À Birao, dans la préfecture de la Vakaga, plus de 2 000 personnes déplacées, ayant fui les violences survenues sur l’axe Birao–Am-Dafok, vivent actuellement dans des conditions humanitaires extrêmement précaires sur le site de la MINUSCA. Ce constat a été dressé le dimanche 5 juillet par les membres du Forum local des droits de l’homme de la Vakaga, à l’issue d’une visite auprès de ces populations vulnérables. Privées d’abris, de nourriture et de biens de première nécessité, ces familles lancent un appel pressant aux autorités ainsi qu’aux personnes de bonne volonté.
Sur le site de la MINUSCA à Birao, des centaines de familles déplacées tentent de survivre dans des conditions particulièrement difficiles. Femmes, enfants et personnes âgées passent leurs journées et leurs nuits sans véritable protection. La promiscuité, le manque d’eau potable, l’absence de sanitaires et la malnutrition menacent leur santé. Les déplacés vivent à découvert, exposés aux intempéries et aux maladies. Les besoins en nourriture, en abris et en soins médicaux sont immenses.
Ces déplacés proviennent de plusieurs localités situées sur l’axe Birao–Am-Dafok, notamment Guila, Amkourmay, Kafar Gad et Guénay. Selon les premières estimations du Forum local des droits de l’homme de la Vakaga, environ 300 ménages sont originaires de Guila, 600 d’Amkourmay, 250 de Kafar Gad et 400 de Guénay. À ces chiffres s’ajoutent plusieurs familles du centre-ville de Birao qui ont également abandonné leurs quartiers par crainte des violences. L’insécurité grandissante a contraint ces milliers de personnes à fuir leur foyer, sans savoir quand elles pourront y retourner.

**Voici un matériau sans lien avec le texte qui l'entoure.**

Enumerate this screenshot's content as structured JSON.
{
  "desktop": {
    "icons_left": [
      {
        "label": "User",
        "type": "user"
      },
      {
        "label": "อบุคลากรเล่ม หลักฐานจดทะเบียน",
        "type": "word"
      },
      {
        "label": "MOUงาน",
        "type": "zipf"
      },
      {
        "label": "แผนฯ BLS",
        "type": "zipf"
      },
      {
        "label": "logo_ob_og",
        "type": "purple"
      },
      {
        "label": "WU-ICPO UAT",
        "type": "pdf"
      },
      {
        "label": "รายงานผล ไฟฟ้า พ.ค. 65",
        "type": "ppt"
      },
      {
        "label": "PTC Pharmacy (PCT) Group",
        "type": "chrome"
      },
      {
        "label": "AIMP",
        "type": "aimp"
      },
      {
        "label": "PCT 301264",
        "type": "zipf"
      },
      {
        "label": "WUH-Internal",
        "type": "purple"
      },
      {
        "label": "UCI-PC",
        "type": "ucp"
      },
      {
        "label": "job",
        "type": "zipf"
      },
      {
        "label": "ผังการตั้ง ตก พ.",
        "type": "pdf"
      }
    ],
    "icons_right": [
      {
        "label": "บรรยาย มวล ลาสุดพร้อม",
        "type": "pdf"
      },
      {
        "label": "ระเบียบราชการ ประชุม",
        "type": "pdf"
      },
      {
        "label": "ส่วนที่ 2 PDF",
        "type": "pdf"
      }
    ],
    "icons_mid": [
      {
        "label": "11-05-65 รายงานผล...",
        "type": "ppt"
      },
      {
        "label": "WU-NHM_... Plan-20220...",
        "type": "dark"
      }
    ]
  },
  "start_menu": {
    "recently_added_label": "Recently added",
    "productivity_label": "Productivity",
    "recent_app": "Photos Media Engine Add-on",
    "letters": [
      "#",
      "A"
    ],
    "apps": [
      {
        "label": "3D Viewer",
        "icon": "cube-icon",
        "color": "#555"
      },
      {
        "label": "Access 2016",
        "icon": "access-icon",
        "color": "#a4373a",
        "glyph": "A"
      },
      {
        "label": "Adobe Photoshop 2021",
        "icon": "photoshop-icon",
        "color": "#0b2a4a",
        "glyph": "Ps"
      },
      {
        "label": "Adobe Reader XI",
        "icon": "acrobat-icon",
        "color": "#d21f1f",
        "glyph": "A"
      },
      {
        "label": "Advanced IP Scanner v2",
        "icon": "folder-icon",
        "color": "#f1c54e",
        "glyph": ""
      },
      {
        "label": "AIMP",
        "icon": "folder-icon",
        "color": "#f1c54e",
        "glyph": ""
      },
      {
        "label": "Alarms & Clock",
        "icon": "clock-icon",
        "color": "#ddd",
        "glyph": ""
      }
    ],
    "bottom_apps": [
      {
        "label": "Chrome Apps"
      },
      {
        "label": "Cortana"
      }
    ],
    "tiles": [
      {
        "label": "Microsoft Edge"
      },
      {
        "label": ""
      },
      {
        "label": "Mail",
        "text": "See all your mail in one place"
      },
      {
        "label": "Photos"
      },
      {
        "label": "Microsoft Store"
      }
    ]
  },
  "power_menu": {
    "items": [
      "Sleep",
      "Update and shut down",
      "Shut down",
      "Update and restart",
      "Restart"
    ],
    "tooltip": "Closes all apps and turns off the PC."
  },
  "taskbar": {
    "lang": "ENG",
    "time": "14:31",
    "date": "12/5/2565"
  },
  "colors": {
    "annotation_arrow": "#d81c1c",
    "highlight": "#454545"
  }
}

Le Forum local des droits de l’homme de la Vakaga a lancé un appel pressant aux autorités nationales, aux organisations humanitaires et aux personnes de bonne volonté pour venir en aide à ces déplacés. Les besoins sont nombreux : vivres, abris, eau potable, soins médicaux, protection des femmes et des enfants, et soutien psychologique. Les organisations humanitaires présentes sur le terrain tentent de répondre à l’urgence, mais les moyens restent limités face à l’ampleur de la crise.
Le site de la MINUSCA à Birao, où ces déplacés ont trouvé refuge, n’est pas conçu pour accueillir des populations civiles en grand nombre. Les Casques bleus font face à une situation difficile, avec des moyens limités pour assurer la sécurité et l’assistance humanitaire. L’armée centrafricaine et ses alliés sont mobilisés, mais la zone reste fragile et les mouvements de population sont toujours en cours. Une solution durable pour ces déplacés implique un retour sécurisé dans leurs villages d’origine, ce qui nécessite un rétablissement de l’autorité de l’État.